If you need a GPU, you can request one by doing two things:

  • Add a resource limit for a number of nvidia.com/gpu, for example 1 (this is constrained by the number of GPUs available, and your quotas).
  • Add a toleration for nvidia.com/gpu.

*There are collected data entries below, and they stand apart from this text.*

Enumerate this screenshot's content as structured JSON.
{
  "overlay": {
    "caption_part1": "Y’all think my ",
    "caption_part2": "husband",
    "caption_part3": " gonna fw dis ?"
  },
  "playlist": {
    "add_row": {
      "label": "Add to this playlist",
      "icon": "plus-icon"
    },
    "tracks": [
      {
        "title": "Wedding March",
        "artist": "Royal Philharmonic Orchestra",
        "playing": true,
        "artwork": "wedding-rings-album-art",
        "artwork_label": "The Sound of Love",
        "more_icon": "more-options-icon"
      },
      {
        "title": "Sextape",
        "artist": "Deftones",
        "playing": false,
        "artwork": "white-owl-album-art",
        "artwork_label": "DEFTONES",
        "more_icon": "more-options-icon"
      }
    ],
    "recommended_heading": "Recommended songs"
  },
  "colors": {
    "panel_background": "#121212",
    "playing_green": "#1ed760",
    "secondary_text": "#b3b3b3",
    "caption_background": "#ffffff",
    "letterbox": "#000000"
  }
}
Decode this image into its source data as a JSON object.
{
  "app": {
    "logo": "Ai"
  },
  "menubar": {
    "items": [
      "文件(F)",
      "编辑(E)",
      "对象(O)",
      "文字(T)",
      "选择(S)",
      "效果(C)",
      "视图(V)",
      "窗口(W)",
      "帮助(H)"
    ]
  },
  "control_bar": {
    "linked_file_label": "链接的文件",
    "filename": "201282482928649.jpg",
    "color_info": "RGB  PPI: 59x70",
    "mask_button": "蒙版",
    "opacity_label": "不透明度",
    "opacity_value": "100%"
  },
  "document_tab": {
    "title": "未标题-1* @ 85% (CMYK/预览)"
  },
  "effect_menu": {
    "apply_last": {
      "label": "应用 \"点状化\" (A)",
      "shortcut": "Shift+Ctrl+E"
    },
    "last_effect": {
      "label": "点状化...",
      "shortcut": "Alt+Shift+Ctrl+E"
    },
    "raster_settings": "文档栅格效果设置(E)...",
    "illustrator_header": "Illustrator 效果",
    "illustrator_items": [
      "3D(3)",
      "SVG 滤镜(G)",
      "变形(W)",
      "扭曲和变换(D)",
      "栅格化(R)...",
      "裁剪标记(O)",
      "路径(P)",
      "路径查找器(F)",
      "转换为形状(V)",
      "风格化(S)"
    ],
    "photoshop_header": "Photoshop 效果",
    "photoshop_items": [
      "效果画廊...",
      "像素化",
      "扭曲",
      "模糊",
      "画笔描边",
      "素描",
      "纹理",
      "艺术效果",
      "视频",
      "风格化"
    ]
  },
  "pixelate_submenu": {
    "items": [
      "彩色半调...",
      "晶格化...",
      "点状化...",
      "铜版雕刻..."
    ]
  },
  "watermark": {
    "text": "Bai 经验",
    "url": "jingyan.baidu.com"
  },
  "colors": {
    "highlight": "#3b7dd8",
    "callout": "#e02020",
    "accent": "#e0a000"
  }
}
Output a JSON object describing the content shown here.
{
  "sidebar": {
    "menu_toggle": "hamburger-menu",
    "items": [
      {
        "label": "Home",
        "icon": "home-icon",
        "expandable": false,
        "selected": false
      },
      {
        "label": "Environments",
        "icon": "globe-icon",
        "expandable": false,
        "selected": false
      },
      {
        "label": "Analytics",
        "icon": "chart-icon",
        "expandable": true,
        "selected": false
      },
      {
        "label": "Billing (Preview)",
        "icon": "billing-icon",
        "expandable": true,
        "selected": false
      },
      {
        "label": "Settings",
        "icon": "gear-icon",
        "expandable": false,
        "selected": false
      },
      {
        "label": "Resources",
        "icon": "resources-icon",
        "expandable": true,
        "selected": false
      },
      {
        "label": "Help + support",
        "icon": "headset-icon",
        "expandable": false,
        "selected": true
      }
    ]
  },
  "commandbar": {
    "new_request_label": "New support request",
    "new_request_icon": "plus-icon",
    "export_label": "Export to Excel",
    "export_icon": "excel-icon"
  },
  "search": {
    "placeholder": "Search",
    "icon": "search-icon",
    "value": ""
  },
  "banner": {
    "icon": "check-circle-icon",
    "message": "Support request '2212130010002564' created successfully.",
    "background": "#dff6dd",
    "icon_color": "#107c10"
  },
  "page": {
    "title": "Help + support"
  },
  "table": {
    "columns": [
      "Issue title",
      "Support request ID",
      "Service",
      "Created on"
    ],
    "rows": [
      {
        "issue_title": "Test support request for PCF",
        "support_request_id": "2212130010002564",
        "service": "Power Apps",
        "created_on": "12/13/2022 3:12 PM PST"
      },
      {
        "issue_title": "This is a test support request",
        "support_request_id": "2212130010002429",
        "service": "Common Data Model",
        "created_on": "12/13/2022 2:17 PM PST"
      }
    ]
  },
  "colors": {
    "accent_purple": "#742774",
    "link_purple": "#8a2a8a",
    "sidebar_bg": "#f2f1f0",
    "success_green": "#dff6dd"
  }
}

This is required because we tainted the GPU nodes to prevent them from running non-GPU workloads.
apiVersion: v1
kind: Pod
metadata:
  name: gpu-test
spec:
  containers:
    - name: cuda-container
      image: nvcr.io/nvidia/cuda:9.0-devel
      resources:
        limits:
          nvidia.com/gpu: 1 # Request 1 NVIDIA GPU
  tolerations:
    - key: nvidia.com/gpu
      operator: Exists
      effect: NoSchedule

If you are using a Job, put the resource limit and toleration in the pod template:

apiVersion: batch/v1
kind: Job
metadata:
  name: gpu-test
spec:
  template:
    spec:
      restartPolicy: Never
      containers:
        - name: cuda-container
          image: nvcr.io/nvidia/cuda:9.0-devel
          resources:
            limits:
              nvidia.com/gpu: 1 # Request 1 NVIDIA GPU
      tolerations:
        - key: nvidia.com/gpu
          operator: Exists
          effect: NoSchedule

List of available GPUs

  • hsrn-edbse-12wvpl
    • NVIDIA Quadro RTX 8000 (48 GB)
  • hsrn-ed8a-2mt
    • NVIDIA RTX A6000
    • NVIDIA Quadro RTX 8000 (48 GB)
  • hsrn-ed2a-60fifthave
    • NVIDIA Quadro RTX 8000 (48 GB)
  • hsrn-ed2n-rcdc
    • NVIDIA RTX A6000 (48 GB)
    • NVIDIA Quadro RTX 8000 (48 GB)
  • hsrn-ed10d-7e12
    • NVIDIA A100 (80GB)
    • NVIDIA A100 (80GB)
  • hsrn-ed2d-wwh
    • NVIDIA A100 (40GB)
    • NVIDIA A100 (40GB)